# ati tool not working at all



## mito (Apr 15, 2006)

I've tried the latest stable version (0.24) and the newest beta.

Version 0.24 doesn't recognize my x1800xt and the newest beta simply shows artifacts in 3dview.

I can't overclock with neither of them.    Whenever I enter any 3d application, the system crashes.

Is there something of which I am unaware?

Thx....


----------



## mito (Apr 15, 2006)

This is my config:


----------



## mito (Apr 15, 2006)

note:   I'm not using CCC, I uninstalled it............


----------



## N312D (Apr 15, 2006)

.24 isn't compatible with the x1000 series and up.

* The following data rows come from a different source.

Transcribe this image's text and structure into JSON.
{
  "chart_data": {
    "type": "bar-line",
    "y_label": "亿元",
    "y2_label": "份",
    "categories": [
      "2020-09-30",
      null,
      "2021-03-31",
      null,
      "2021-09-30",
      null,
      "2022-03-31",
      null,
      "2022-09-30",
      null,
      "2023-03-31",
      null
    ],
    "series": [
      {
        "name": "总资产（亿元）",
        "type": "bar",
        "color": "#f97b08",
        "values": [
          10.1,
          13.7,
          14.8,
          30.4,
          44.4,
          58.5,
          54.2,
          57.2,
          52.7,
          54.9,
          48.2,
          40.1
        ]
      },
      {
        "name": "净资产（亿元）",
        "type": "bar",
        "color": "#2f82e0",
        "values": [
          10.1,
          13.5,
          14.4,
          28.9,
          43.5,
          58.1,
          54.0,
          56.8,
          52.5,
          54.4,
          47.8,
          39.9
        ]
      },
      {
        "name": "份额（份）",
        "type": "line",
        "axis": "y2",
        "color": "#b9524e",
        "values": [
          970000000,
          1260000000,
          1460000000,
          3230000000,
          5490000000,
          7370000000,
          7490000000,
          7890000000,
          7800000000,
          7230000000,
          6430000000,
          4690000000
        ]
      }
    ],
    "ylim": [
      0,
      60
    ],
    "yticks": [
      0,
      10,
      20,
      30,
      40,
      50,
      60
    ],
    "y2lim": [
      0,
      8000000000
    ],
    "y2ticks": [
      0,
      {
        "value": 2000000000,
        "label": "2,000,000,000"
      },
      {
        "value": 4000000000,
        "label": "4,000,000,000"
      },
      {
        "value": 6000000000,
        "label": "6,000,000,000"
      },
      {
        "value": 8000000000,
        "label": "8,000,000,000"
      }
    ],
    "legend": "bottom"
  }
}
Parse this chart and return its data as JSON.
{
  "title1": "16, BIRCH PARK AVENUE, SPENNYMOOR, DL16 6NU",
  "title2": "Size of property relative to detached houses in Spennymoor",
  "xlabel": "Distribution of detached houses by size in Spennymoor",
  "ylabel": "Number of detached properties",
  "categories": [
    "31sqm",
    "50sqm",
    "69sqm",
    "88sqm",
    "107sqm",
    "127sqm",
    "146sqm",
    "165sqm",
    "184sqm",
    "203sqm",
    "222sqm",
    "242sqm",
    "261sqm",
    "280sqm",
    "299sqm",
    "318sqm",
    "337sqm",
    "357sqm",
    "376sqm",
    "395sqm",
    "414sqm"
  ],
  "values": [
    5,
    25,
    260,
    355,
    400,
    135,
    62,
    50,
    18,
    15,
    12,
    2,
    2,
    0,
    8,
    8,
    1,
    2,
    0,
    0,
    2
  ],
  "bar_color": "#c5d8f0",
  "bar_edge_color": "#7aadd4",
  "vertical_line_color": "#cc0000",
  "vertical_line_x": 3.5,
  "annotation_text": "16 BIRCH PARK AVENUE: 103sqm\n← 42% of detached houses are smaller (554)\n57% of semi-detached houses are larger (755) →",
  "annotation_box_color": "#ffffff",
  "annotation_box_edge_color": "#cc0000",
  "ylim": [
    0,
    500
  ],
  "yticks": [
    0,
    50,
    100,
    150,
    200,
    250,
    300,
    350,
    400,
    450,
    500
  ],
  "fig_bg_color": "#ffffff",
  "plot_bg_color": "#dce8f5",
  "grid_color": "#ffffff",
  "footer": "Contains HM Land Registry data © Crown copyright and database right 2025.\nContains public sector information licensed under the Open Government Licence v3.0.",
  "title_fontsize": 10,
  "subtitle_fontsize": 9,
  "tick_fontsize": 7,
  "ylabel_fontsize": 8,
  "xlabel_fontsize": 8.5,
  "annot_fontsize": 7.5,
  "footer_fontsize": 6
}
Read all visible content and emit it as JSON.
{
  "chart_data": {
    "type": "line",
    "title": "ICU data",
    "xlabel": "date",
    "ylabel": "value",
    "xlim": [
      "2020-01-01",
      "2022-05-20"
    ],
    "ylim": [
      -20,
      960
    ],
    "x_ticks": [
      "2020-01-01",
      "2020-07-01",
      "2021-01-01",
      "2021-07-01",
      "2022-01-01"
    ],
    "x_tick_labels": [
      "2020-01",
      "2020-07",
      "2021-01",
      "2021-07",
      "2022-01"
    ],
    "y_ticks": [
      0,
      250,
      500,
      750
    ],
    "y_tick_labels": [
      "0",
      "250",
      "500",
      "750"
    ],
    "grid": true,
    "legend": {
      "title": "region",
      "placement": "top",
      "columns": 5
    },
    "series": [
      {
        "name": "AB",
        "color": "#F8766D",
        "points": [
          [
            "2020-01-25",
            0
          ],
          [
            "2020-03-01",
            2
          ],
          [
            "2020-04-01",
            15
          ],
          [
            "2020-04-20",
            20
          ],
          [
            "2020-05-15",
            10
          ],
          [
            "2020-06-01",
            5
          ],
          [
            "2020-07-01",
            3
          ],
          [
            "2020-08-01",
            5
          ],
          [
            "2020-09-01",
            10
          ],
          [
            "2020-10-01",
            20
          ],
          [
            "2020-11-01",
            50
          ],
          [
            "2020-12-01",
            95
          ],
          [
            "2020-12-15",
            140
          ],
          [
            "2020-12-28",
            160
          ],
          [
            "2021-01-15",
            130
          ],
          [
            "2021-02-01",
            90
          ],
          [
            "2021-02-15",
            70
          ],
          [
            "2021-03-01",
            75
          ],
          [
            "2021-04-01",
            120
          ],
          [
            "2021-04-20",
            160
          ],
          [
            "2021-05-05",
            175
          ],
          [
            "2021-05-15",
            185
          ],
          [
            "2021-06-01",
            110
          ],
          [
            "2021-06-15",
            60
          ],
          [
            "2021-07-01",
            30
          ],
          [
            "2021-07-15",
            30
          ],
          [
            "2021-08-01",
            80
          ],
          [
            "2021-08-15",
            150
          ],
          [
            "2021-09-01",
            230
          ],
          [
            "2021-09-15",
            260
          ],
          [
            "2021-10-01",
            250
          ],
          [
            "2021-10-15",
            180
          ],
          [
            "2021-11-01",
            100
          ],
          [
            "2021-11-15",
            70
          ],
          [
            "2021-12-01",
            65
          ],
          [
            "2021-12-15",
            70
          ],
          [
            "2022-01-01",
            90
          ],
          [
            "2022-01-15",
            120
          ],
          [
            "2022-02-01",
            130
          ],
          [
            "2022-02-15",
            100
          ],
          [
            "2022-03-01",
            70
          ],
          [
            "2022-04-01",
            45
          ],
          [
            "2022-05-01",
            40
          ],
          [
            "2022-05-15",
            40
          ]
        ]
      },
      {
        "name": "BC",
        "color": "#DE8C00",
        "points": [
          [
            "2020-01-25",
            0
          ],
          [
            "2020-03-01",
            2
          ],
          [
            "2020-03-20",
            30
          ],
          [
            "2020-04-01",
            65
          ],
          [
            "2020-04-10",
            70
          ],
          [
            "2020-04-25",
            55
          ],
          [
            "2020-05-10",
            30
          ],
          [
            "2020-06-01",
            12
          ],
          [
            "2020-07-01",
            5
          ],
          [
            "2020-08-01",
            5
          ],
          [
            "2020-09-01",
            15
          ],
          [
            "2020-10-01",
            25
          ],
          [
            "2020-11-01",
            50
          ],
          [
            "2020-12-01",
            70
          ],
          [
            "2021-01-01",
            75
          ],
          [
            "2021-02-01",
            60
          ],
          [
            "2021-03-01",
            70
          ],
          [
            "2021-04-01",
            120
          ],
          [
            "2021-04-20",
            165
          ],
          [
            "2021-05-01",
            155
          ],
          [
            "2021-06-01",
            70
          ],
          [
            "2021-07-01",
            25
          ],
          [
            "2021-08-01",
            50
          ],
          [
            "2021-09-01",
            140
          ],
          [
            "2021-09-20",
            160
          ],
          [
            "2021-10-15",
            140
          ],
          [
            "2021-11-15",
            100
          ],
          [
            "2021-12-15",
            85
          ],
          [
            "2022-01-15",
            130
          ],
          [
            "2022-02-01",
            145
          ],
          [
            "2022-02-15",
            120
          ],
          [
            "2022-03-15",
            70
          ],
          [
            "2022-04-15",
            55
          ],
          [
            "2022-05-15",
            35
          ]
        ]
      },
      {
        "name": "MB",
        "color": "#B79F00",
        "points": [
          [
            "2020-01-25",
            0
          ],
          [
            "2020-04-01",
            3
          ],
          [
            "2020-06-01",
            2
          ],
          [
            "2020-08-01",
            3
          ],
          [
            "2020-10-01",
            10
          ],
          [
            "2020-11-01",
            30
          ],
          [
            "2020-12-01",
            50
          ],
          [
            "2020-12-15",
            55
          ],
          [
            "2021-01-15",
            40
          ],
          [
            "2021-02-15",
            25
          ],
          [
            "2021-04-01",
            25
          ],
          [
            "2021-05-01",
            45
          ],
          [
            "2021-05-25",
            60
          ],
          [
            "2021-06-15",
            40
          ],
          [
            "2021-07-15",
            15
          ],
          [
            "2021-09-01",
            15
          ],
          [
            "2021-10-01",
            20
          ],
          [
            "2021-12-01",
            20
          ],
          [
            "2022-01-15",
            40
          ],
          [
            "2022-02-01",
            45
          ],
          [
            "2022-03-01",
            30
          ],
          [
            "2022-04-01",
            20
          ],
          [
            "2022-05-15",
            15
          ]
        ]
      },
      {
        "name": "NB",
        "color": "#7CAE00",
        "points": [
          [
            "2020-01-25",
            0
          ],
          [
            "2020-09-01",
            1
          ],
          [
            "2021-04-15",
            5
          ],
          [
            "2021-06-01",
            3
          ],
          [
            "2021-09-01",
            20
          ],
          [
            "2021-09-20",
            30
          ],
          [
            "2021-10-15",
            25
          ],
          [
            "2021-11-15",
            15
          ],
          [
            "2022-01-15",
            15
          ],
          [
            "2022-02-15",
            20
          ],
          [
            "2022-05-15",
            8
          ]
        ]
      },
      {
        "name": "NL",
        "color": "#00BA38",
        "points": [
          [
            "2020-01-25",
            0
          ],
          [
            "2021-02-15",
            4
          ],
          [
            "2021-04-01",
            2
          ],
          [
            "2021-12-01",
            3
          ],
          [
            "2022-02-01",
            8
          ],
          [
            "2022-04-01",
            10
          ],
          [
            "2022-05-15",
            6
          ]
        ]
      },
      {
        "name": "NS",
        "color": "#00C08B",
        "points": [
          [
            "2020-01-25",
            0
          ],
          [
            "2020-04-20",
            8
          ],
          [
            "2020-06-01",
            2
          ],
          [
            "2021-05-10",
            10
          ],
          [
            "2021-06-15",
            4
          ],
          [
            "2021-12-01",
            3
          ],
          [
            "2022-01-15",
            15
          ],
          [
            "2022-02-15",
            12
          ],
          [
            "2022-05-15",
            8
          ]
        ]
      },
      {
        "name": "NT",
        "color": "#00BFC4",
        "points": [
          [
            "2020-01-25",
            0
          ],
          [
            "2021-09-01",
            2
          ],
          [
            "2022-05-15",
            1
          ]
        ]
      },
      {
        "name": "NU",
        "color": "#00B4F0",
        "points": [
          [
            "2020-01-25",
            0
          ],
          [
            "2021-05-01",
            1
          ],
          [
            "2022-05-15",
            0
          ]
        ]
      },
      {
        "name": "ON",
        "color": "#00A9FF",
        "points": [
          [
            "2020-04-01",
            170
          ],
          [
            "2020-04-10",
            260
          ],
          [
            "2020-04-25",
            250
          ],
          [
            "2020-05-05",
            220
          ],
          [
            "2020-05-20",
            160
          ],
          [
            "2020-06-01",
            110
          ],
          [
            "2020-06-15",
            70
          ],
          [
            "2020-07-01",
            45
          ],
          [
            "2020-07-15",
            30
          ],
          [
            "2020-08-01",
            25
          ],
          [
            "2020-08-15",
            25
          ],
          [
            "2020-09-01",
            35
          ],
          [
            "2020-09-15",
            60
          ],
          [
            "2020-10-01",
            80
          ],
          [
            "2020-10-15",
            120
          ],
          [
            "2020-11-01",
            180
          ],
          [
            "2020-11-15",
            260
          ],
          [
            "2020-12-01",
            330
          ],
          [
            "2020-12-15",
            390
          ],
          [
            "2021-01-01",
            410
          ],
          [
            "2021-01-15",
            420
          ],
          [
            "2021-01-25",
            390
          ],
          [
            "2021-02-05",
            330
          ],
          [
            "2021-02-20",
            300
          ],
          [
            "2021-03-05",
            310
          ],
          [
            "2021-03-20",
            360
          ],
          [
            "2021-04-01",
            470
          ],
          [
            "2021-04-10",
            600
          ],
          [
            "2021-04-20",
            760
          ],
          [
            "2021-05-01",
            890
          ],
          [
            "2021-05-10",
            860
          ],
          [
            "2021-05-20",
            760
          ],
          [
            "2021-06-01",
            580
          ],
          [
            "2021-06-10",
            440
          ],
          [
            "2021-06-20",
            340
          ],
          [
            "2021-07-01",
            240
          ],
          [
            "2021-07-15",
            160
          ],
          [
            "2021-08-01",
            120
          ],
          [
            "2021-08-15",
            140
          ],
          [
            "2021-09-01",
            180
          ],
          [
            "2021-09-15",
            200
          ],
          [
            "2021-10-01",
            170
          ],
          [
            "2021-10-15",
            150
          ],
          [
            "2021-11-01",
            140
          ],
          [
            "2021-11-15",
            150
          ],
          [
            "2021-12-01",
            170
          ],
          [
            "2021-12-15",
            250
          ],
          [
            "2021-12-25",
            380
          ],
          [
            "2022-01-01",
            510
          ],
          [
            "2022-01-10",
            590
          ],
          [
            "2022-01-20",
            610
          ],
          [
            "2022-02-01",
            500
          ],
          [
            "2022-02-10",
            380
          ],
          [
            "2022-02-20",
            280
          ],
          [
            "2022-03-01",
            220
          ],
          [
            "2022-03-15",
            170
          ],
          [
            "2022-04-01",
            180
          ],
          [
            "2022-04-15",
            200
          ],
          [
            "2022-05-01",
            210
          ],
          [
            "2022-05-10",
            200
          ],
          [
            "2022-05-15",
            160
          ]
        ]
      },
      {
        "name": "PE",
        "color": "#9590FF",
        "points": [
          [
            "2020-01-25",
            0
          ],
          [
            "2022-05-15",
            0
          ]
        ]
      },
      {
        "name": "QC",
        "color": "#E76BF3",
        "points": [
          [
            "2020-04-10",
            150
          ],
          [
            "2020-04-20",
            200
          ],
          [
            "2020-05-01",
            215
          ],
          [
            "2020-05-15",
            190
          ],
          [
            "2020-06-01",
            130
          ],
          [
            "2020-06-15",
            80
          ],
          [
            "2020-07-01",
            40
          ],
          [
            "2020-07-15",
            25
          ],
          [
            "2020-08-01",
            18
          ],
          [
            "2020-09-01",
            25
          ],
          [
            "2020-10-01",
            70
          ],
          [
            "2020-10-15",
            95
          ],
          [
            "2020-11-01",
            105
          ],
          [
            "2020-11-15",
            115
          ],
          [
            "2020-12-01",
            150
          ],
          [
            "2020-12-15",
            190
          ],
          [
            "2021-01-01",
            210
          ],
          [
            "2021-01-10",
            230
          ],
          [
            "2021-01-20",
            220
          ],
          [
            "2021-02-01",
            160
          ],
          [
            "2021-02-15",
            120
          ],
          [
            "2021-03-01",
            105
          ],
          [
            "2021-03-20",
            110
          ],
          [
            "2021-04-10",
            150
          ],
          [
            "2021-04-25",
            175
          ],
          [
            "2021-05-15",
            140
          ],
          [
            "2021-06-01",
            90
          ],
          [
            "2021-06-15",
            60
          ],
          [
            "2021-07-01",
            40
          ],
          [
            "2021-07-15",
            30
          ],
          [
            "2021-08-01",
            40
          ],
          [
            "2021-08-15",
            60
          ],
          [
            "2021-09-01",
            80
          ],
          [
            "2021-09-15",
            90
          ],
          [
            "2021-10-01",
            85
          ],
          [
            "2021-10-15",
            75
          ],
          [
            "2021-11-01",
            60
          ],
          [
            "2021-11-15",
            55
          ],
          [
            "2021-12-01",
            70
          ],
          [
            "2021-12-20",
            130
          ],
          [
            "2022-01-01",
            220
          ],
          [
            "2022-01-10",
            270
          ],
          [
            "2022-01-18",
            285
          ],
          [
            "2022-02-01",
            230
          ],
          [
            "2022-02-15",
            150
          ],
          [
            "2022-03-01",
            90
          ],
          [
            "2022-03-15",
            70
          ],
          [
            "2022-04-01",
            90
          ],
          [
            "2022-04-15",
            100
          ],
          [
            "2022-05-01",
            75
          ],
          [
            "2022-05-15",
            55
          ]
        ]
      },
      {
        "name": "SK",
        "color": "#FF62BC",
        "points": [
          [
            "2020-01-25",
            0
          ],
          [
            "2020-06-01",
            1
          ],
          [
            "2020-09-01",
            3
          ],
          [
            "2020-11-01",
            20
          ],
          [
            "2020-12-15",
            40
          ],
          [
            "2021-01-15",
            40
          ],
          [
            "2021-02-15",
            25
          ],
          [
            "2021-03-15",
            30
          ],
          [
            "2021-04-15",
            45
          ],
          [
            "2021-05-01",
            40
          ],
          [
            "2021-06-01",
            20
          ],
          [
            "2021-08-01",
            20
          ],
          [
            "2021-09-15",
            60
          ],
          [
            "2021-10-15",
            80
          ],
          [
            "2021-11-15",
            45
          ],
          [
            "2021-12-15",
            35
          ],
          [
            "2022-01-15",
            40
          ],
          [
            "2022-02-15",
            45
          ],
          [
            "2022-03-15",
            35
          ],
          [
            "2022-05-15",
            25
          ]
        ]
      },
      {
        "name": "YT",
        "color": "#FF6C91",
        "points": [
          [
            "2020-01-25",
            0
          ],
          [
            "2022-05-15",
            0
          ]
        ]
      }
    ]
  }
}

only the beta .25 v14 is.  and even that can be buggy at times too.


----------



## jjnissanpatfan (Apr 15, 2006)

Get rid of catlist 6.4 then get atitool 0.25 beta 14.I had the same problems when i upgraded to the 6.4.Or if you dont want to get rid of em dont use ati tool and your computer shouldnt crash.And unistall the encoder..


----------



## mito (Apr 15, 2006)

Thx....

What's the encoder?


----------



## mito (Apr 15, 2006)

I've seen this happen with cat 6.1 and atitool beta....


----------